Обвинение было несправедливым и неверным. Преподобный Джеймс, увидев, что случилось, решил, что единственно правильное решение — попробовать догнать чемодан и схватить его. В колледже Святого Иоанна он был великолепным спрингером. Разумеется, собаки и не думали состязаться с ним в беге: им только хотелось поймать странный предмет и разорвать его в клочья. И если на бегу священник и отпихнул какую-то собаку, он действовал не нарочно.
Данверс, который выбежал на дорогу, чтобы помочь Г.М., понял, что им грозит новая беда.
— Сэр Генри! — умоляюще взывал он.
Г.М. в съехавшей на глаза панаме вознес кулаки к небу. С губ его слетали такие непристойности, такие живописные ругательства, что все окошки в верхних этажах раскрылись, словно в музыкальном ревю.

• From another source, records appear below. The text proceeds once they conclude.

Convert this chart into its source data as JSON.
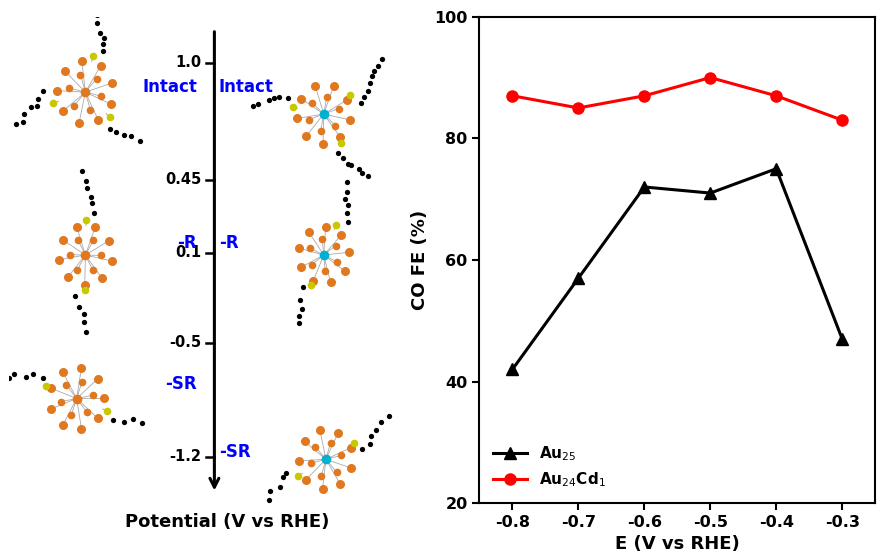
{
  "right_panel": {
    "Au25_x": [
      -0.8,
      -0.7,
      -0.6,
      -0.5,
      -0.4,
      -0.3
    ],
    "Au25_y": [
      42,
      57,
      72,
      71,
      75,
      47
    ],
    "Au24Cd1_x": [
      -0.8,
      -0.7,
      -0.6,
      -0.5,
      -0.4,
      -0.3
    ],
    "Au24Cd1_y": [
      87,
      85,
      87,
      90,
      87,
      83
    ],
    "Au25_color": "black",
    "Au24Cd1_color": "red",
    "xlabel": "E (V vs RHE)",
    "ylabel": "CO FE (%)",
    "ylim": [
      20,
      100
    ],
    "yticks": [
      20,
      40,
      60,
      80,
      100
    ],
    "xticks": [
      -0.8,
      -0.7,
      -0.6,
      -0.5,
      -0.4,
      -0.3
    ]
  }
}
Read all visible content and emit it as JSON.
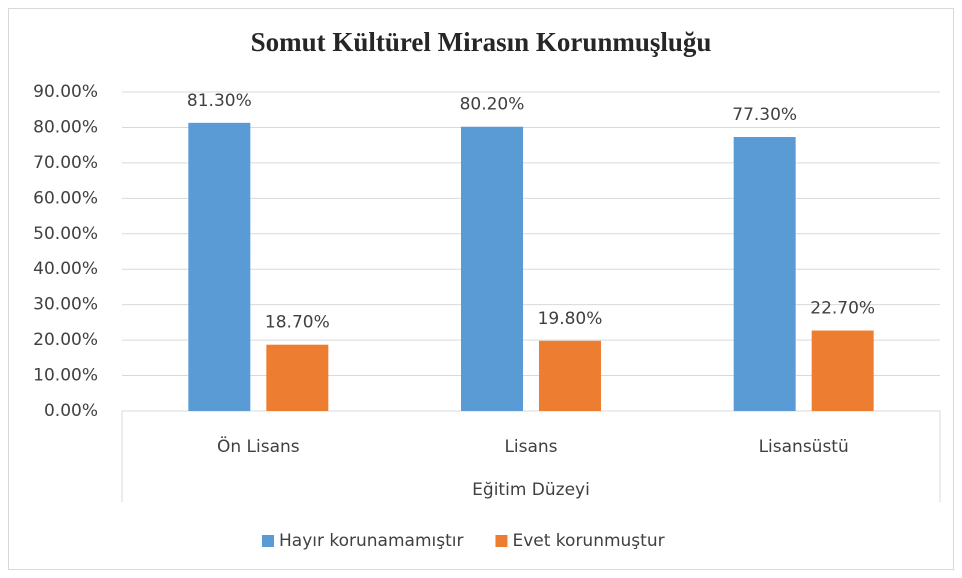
{
  "chart_data": {
    "type": "bar",
    "title": "Somut Kültürel Mirasın Korunmuşluğu",
    "x_label": "Eğitim Düzeyi",
    "categories": [
      "Ön Lisans",
      "Lisans",
      "Lisansüstü"
    ],
    "series": [
      {
        "name": "Hayır korunamamıştır",
        "color": "#5b9bd5",
        "values": [
          81.3,
          80.2,
          77.3
        ],
        "value_labels": [
          "81.30%",
          "80.20%",
          "77.30%"
        ]
      },
      {
        "name": "Evet korunmuştur",
        "color": "#ed7d31",
        "values": [
          18.7,
          19.8,
          22.7
        ],
        "value_labels": [
          "18.70%",
          "19.80%",
          "22.70%"
        ]
      }
    ],
    "ylim": [
      0,
      90
    ],
    "yticks": [
      {
        "value": 0,
        "label": "0.00%"
      },
      {
        "value": 10,
        "label": "10.00%"
      },
      {
        "value": 20,
        "label": "20.00%"
      },
      {
        "value": 30,
        "label": "30.00%"
      },
      {
        "value": 40,
        "label": "40.00%"
      },
      {
        "value": 50,
        "label": "50.00%"
      },
      {
        "value": 60,
        "label": "60.00%"
      },
      {
        "value": 70,
        "label": "70.00%"
      },
      {
        "value": 80,
        "label": "80.00%"
      },
      {
        "value": 90,
        "label": "90.00%"
      }
    ],
    "grid": true,
    "legend": "bottom"
  }
}
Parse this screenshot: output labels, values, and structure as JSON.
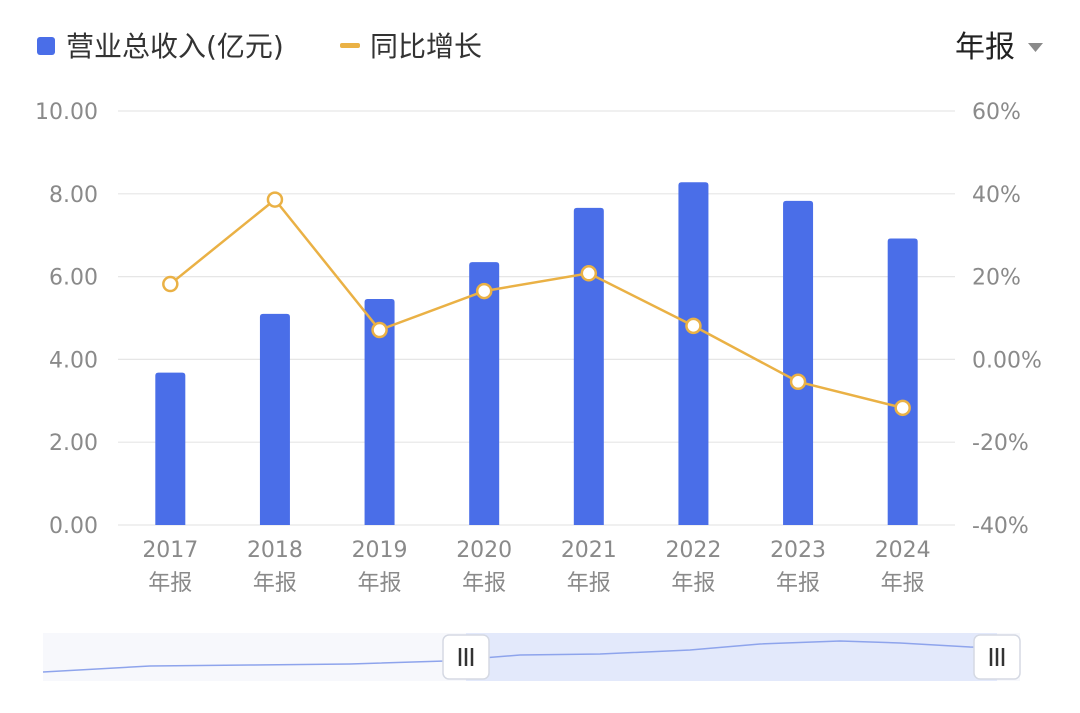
{
  "legend": {
    "revenue_label": "营业总收入(亿元)",
    "growth_label": "同比增长"
  },
  "period_selector": {
    "label": "年报"
  },
  "chart_data": {
    "type": "bar",
    "categories": [
      "2017",
      "2018",
      "2019",
      "2020",
      "2021",
      "2022",
      "2023",
      "2024"
    ],
    "category_suffix": "年报",
    "series": [
      {
        "name": "营业总收入(亿元)",
        "type": "bar",
        "axis": "left",
        "values": [
          3.68,
          5.1,
          5.46,
          6.35,
          7.66,
          8.28,
          7.83,
          6.92
        ]
      },
      {
        "name": "同比增长",
        "type": "line",
        "axis": "right",
        "values": [
          18.2,
          38.6,
          7.1,
          16.5,
          20.8,
          8.1,
          -5.4,
          -11.7
        ]
      }
    ],
    "y_left": {
      "ylim": [
        0,
        10
      ],
      "ticks": [
        "0.00",
        "2.00",
        "4.00",
        "6.00",
        "8.00",
        "10.00"
      ]
    },
    "y_right": {
      "ylim": [
        -40,
        60
      ],
      "ticks": [
        "-40%",
        "-20%",
        "0.00%",
        "20%",
        "40%",
        "60%"
      ]
    },
    "grid": true,
    "legend_position": "top-left",
    "colors": {
      "bar": "#4a6ee8",
      "line": "#eab145",
      "grid": "#e6e6e6",
      "slider_fill": "#e3e9fb",
      "slider_line": "#8ea4ec"
    }
  }
}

— Прошу вас! — стонал Данверс.
— Ах ты, чтоб тебя!.. — отвечал Г.М.
— Внизу, на лугу, сидит полковник Бейли! Чемодан и собаки несутся прямо на него! Если они свалятся на полковника…
— То что? — спросил Г.М., резким жестом сдвигая панаму на затылок.
Если бы не новая угроза, он бы просидел на улице минут двадцать, в красках расписывая урон, какой понес его копчик от соприкосновения с асфальтом. Но, услышав о надвигающейся беде, великий человек с трудом встал, придерживая обеими руками панаму, и, переваливаясь, побежал вниз по Главной улице со скоростью, почти поражавшей воображение.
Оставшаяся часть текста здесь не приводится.